Yeah, that is my least favourite excuse parents or adults make.
After every move, Diplomats will cryptically discuss their kids and the difficulties they have adjusting to their new surroundings, each parent will then nod and say “Don’t worry, kids are resilient.”
As a kid who not only heard this line, but also bought into it thinking that I was supposed to be more resilient, I feel parents and psychologists bounce this around without thinking that kids may not be as resilient as adults want to think they are.

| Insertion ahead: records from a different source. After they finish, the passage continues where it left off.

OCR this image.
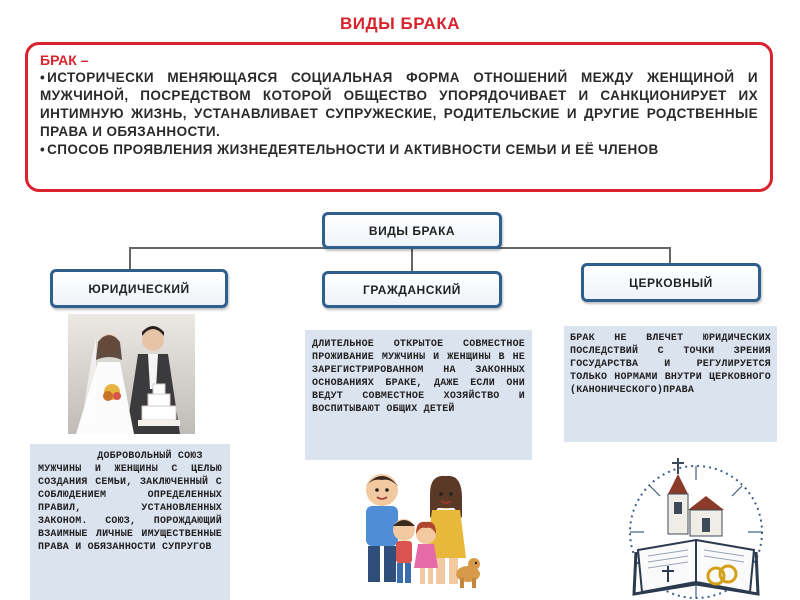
ВИДЫ БРАКА
БРАК –
• ИСТОРИЧЕСКИ МЕНЯЮЩАЯСЯ СОЦИАЛЬНАЯ ФОРМА ОТНОШЕНИЙ МЕЖДУ ЖЕНЩИНОЙ И МУЖЧИНОЙ, ПОСРЕДСТВОМ КОТОРОЙ ОБЩЕСТВО УПОРЯДОЧИВАЕТ И САНКЦИОНИРУЕТ ИХ ИНТИМНУЮ ЖИЗНЬ, УСТАНАВЛИВАЕТ СУПРУЖЕСКИЕ, РОДИТЕЛЬСКИЕ И ДРУГИЕ РОДСТВЕННЫЕ ПРАВА И ОБЯЗАННОСТИ.
• СПОСОБ ПРОЯВЛЕНИЯ ЖИЗНЕДЕЯТЕЛЬНОСТИ И АКТИВНОСТИ СЕМЬИ И ЕЁ ЧЛЕНОВ
ВИДЫ БРАКА
ЮРИДИЧЕСКИЙ	ГРАЖДАНСКИЙ	ЦЕРКОВНЫЙ

ДОБРОВОЛЬНЫЙ СОЮЗ

МУЖЧИНЫ И ЖЕНЩИНЫ С ЦЕЛЬЮ СОЗДАНИЯ СЕМЬИ, ЗАКЛЮЧЕННЫЙ С СОБЛЮДЕНИЕМ ОПРЕДЕЛЕННЫХ ПРАВИЛ, УСТАНОВЛЕННЫХ ЗАКОНОМ. СОЮЗ, ПОРОЖДАЮЩИЙ ВЗАИМНЫЕ ЛИЧНЫЕ ИМУЩЕСТВЕННЫЕ ПРАВА И ОБЯЗАННОСТИ СУПРУГОВ

ДЛИТЕЛЬНОЕ ОТКРЫТОЕ СОВМЕСТНОЕ ПРОЖИВАНИЕ МУЖЧИНЫ И ЖЕНЩИНЫ В НЕ ЗАРЕГИСТРИРОВАННОМ НА ЗАКОННЫХ ОСНОВАНИЯХ БРАКЕ, ДАЖЕ ЕСЛИ ОНИ ВЕДУТ СОВМЕСТНОЕ ХОЗЯЙСТВО И ВОСПИТЫВАЮТ ОБЩИХ ДЕТЕЙ

БРАК НЕ ВЛЕЧЕТ ЮРИДИЧЕСКИХ ПОСЛЕДСТВИЙ С ТОЧКИ ЗРЕНИЯ ГОСУДАРСТВА И РЕГУЛИРУЕТСЯ ТОЛЬКО НОРМАМИ ВНУТРИ ЦЕРКОВНОГО (КАНОНИЧЕСКОГО)ПРАВА
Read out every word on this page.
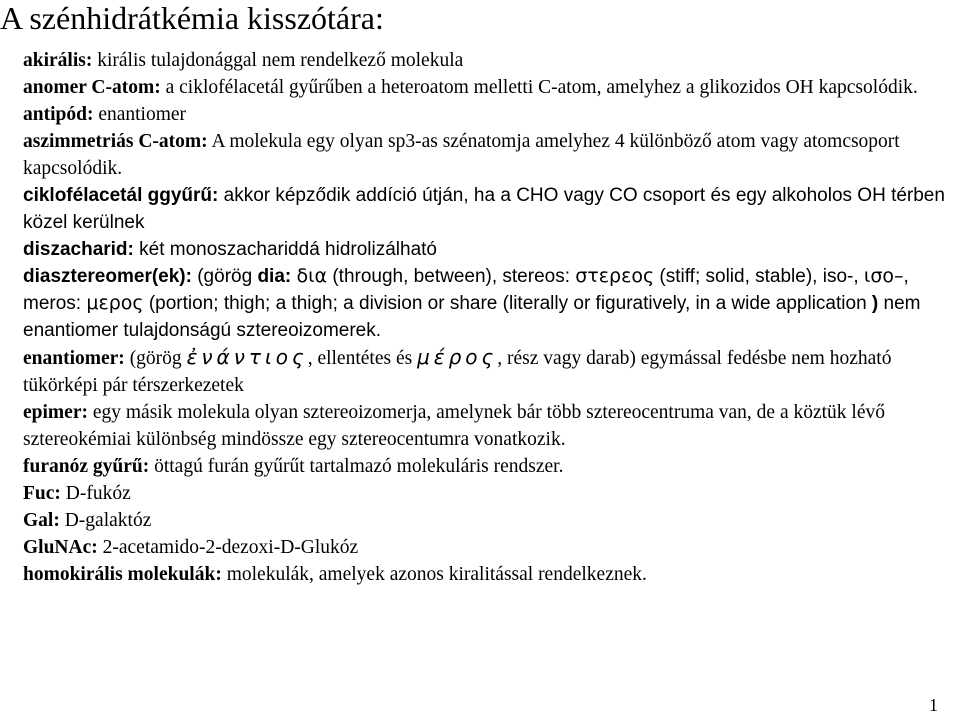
A szénhidrátkémia kisszótára:

akirális: királis tulajdonággal nem rendelkező molekula

anomer C-atom: a ciklofélacetál gyűrűben a heteroatom melletti C-atom, amelyhez a glikozidos OH kapcsolódik.

antipód: enantiomer

aszimmetriás C-atom: A molekula egy olyan sp3-as szénatomja amelyhez 4 különböző atom vagy atomcsoport kapcsolódik.

ciklofélacetál ggyűrű: akkor képződik addíció útján, ha a CHO vagy CO csoport és egy alkoholos OH térben közel kerülnek

diszacharid: két monoszachariddá hidrolizálható

diasztereomer(ek): (görög dia: δια (through, between), stereos: στερεος (stiff; solid, stable), iso-, ισο–, meros: μερος (portion; thigh; a thigh; a division or share (literally or figuratively, in a wide application ) nem enantiomer tulajdonságú sztereoizomerek.

enantiomer: (görög ἐνάντιος, ellentétes és μέρος, rész vagy darab) egymással fedésbe nem hozható tükörképi pár térszerkezetek

epimer: egy másik molekula olyan sztereoizomerja, amelynek bár több sztereocentruma van, de a köztük lévő sztereokémiai különbség mindössze egy sztereocentumra vonatkozik.

furanóz gyűrű: öttagú furán gyűrűt tartalmazó molekuláris rendszer.

Fuc: D-fukóz

Gal: D-galaktóz

GluNAc: 2-acetamido-2-dezoxi-D-Glukóz

homokirális molekulák: molekulák, amelyek azonos kiralitással rendelkeznek.

1
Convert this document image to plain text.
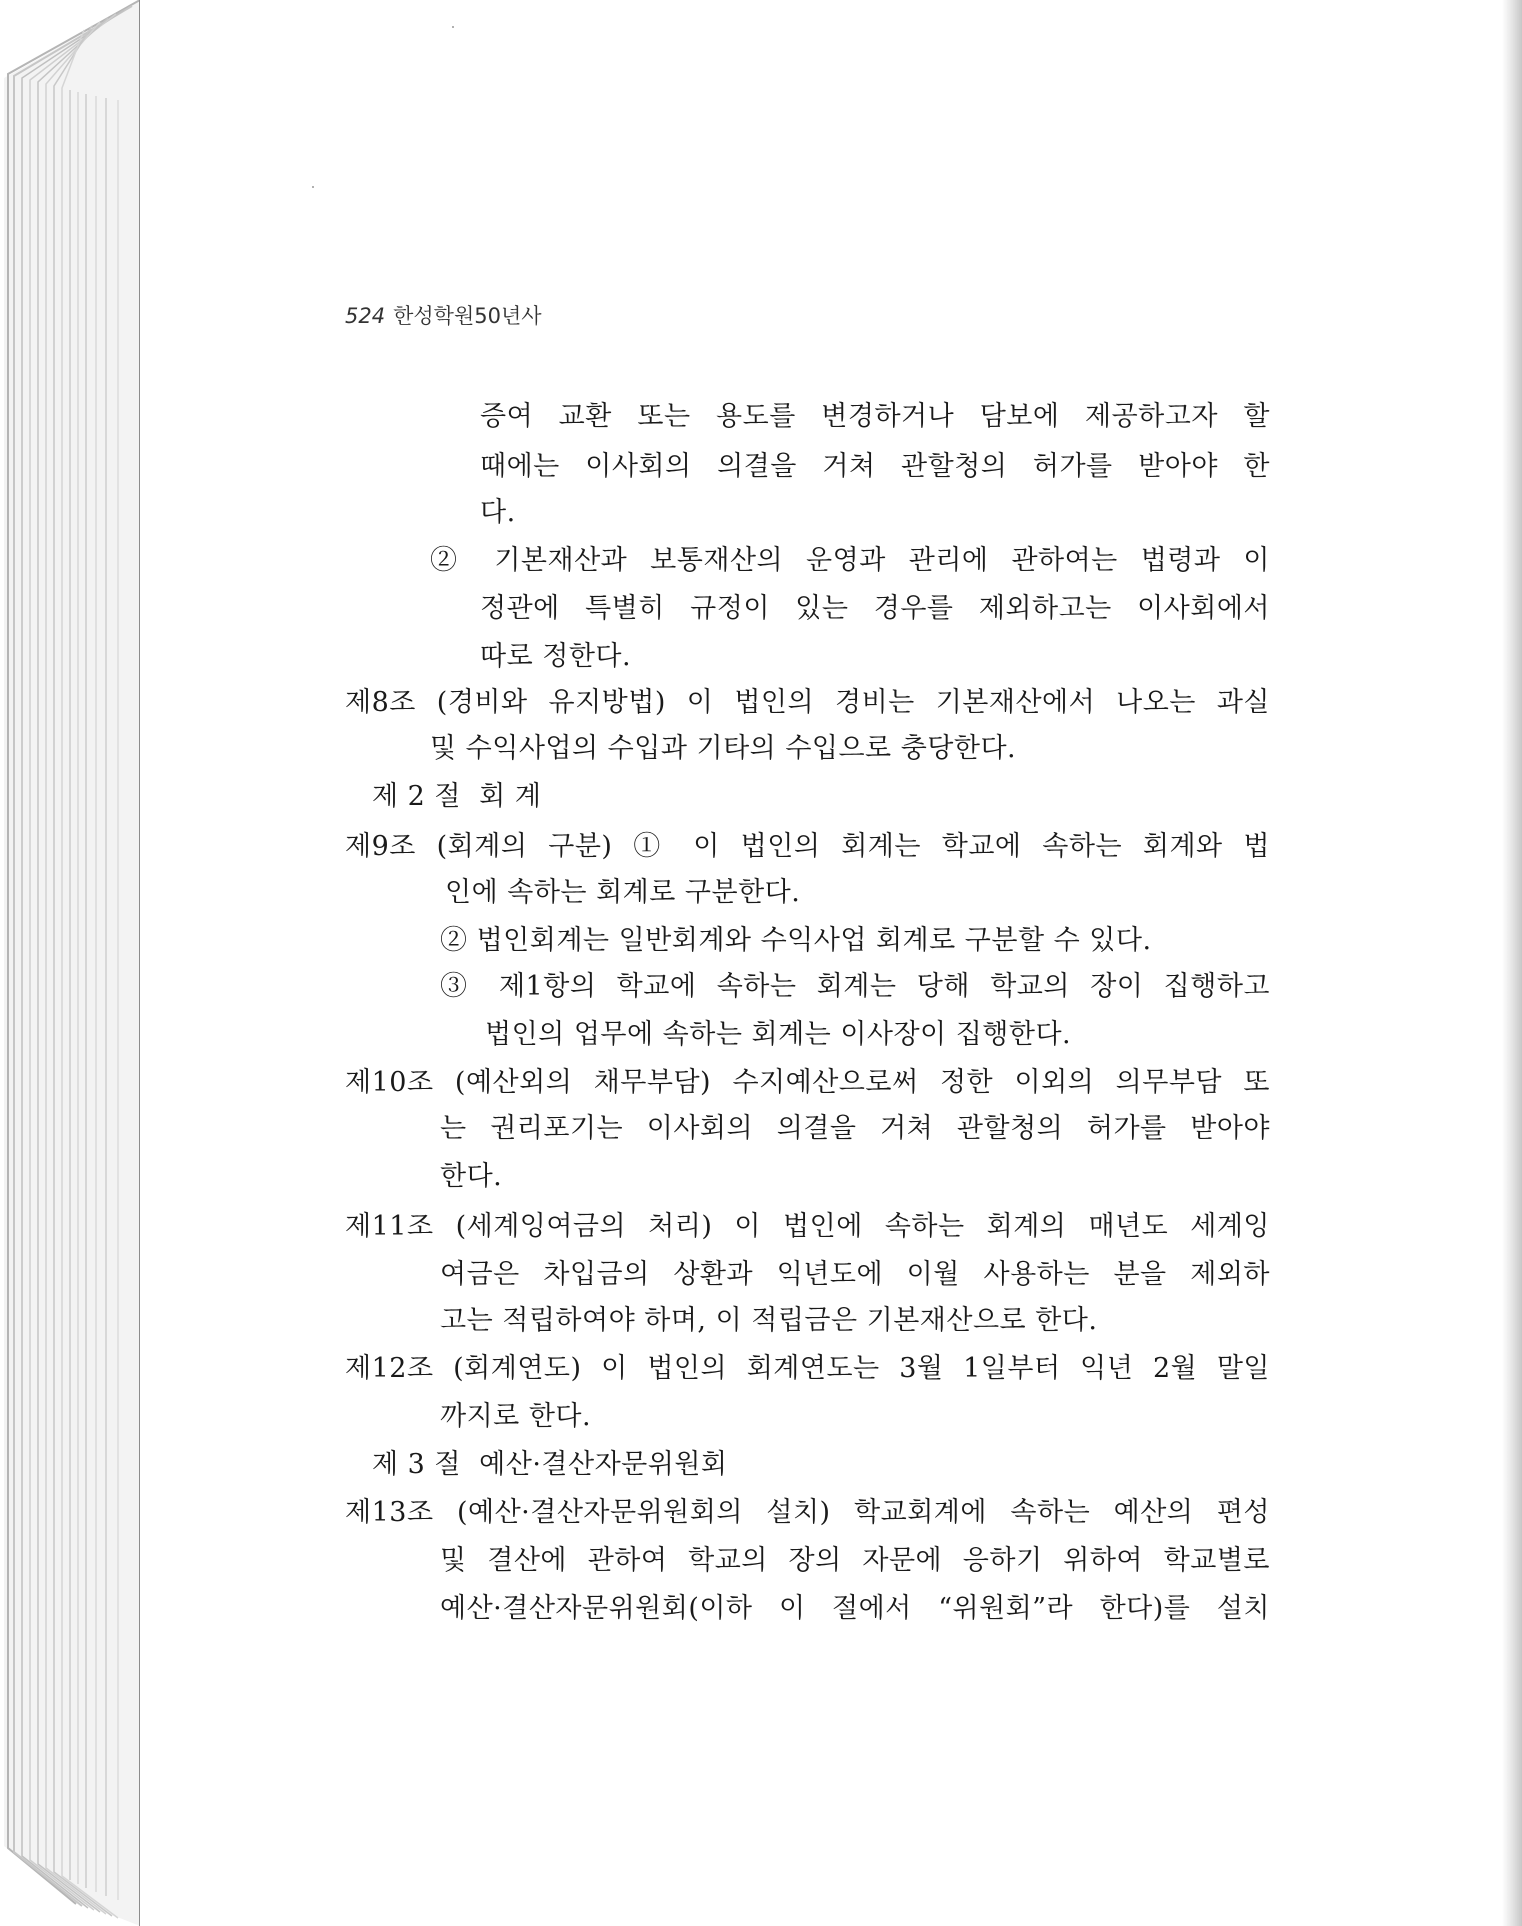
524 한성학원50년사
증여 교환 또는 용도를 변경하거나 담보에 제공하고자 할
때에는 이사회의 의결을 거쳐 관할청의 허가를 받아야 한
다.
② 기본재산과 보통재산의 운영과 관리에 관하여는 법령과 이
정관에 특별히 규정이 있는 경우를 제외하고는 이사회에서
따로 정한다.
제8조 (경비와 유지방법) 이 법인의 경비는 기본재산에서 나오는 과실
및 수익사업의 수입과 기타의 수입으로 충당한다.
제 2 절  회 계
제9조 (회계의 구분) ① 이 법인의 회계는 학교에 속하는 회계와 법
인에 속하는 회계로 구분한다.
② 법인회계는 일반회계와 수익사업 회계로 구분할 수 있다.
③ 제1항의 학교에 속하는 회계는 당해 학교의 장이 집행하고
법인의 업무에 속하는 회계는 이사장이 집행한다.
제10조 (예산외의 채무부담) 수지예산으로써 정한 이외의 의무부담 또
는 권리포기는 이사회의 의결을 거쳐 관할청의 허가를 받아야
한다.
제11조 (세계잉여금의 처리) 이 법인에 속하는 회계의 매년도 세계잉
여금은 차입금의 상환과 익년도에 이월 사용하는 분을 제외하
고는 적립하여야 하며, 이 적립금은 기본재산으로 한다.
제12조 (회계연도) 이 법인의 회계연도는 3월 1일부터 익년 2월 말일
까지로 한다.
제 3 절  예산·결산자문위원회
제13조 (예산·결산자문위원회의 설치) 학교회계에 속하는 예산의 편성
및 결산에 관하여 학교의 장의 자문에 응하기 위하여 학교별로
예산·결산자문위원회(이하 이 절에서 “위원회”라 한다)를 설치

A theory, adults never want to take accountability for their actions, especially Diplomats with kids. Being a diplomat comes with extreme guilt, each parent knows that they put their careers first, and once they hit that 10 year mark, they get tunnel vision, they see that there is no way out, but to try to go further in their career.
The problem with this, is that many diplomatic parents will not allow kids to go through the emotions and help them work through the new environment. Every time we moved, my parents ignored our need to grieve the loss of friends, and the horror show adolescents brought when making new friends. It wasn’t their fault, they were trained by the older generation, that kids were resilient, and that things would adjust itself.
It was my duty as a child to bottle it up. It took working in the same building as my Father to realize kids aren’t resilient, that all the stuff I bottled up, would have to be released at some point, and I would need to heal the wounds I had suffered during the years of growing up abroad.